Metrics¶

This chapter, I am introducing the popular metrics for ML applications, as the following -

Classification - confusion matrix, accuracy, precision, recall, F1-score, ROC, AUC.
Regression - MSE, MAE, R squared.
Recommender system (learn to rank) - AP, mAP@k, nDCG.

Classification¶

Confusion matrix
- True positive(TP): predict positive, actual positive
- True negative(TN): predict negative, actual negative
- False positive(FP): predict positive, actual negative
- False negative(FN): predict negative, actual positive
Accuracy = (TP + TN) / (TP + TN + FP + FN)
Precision = TP / (TP + FP)
Recall (True positive rate) = TP / (TP + FN)
False positive rate = FP / (FP + TN)
F1-score = 2 * Precision * Recall / (Precision + Recall)
ROC : x - False positive rate, y - True positive rate, threshold - 0-1
AUC: Area under ROC, 1 - good, 0 - bad.

Regression¶

MSE = mean((y - y_pred)^2)
MAE = mean(abs(y-y_pred))
RSME = sqrt(MSE)
R_squared = 1 - SSR/SST = 1 - sum((y - y_pred)^2)/sum((y - y_avg)^2)

Learn to Rank (Recommender systems)¶

Learn to rank is to predict the rank (order) of relevant items for a given task.

Mean reciprocal rank (MRR)

Average of the reciprocal ranks of “the first relevant item” for a set of queries.

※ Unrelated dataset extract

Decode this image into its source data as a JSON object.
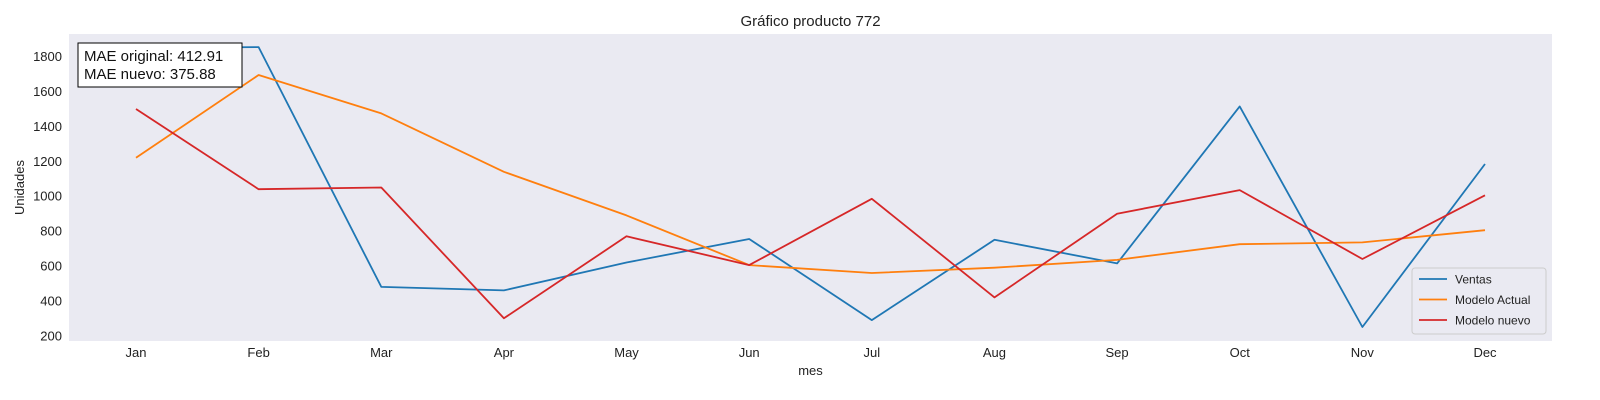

MRR = mean(1/rank).

Precision @ k :

Number of relevant items among the top k items.

P@k = # relevant items / # top k items
AP@N = 1/n * sum(P@k)
mAP@N = mean(AP@N)

Example:

true_items = {"a", "b", "c", "d", "e", "k"}
predict_items = ["a", "f", "d", "e", "g"]
relevant_list = [1, 0, 1, 1, 0]
AP@N = 1/len(true_items) * (1/1 + 0/2 + 2/3 + 3/4 + 0/5)
or
AP@N = 1/sum(relevant_list) * (1/1 + 0/2 + 2/3 + 3/4 + 0/5)

Normalized Discounted Cumulative Gain (NDCG)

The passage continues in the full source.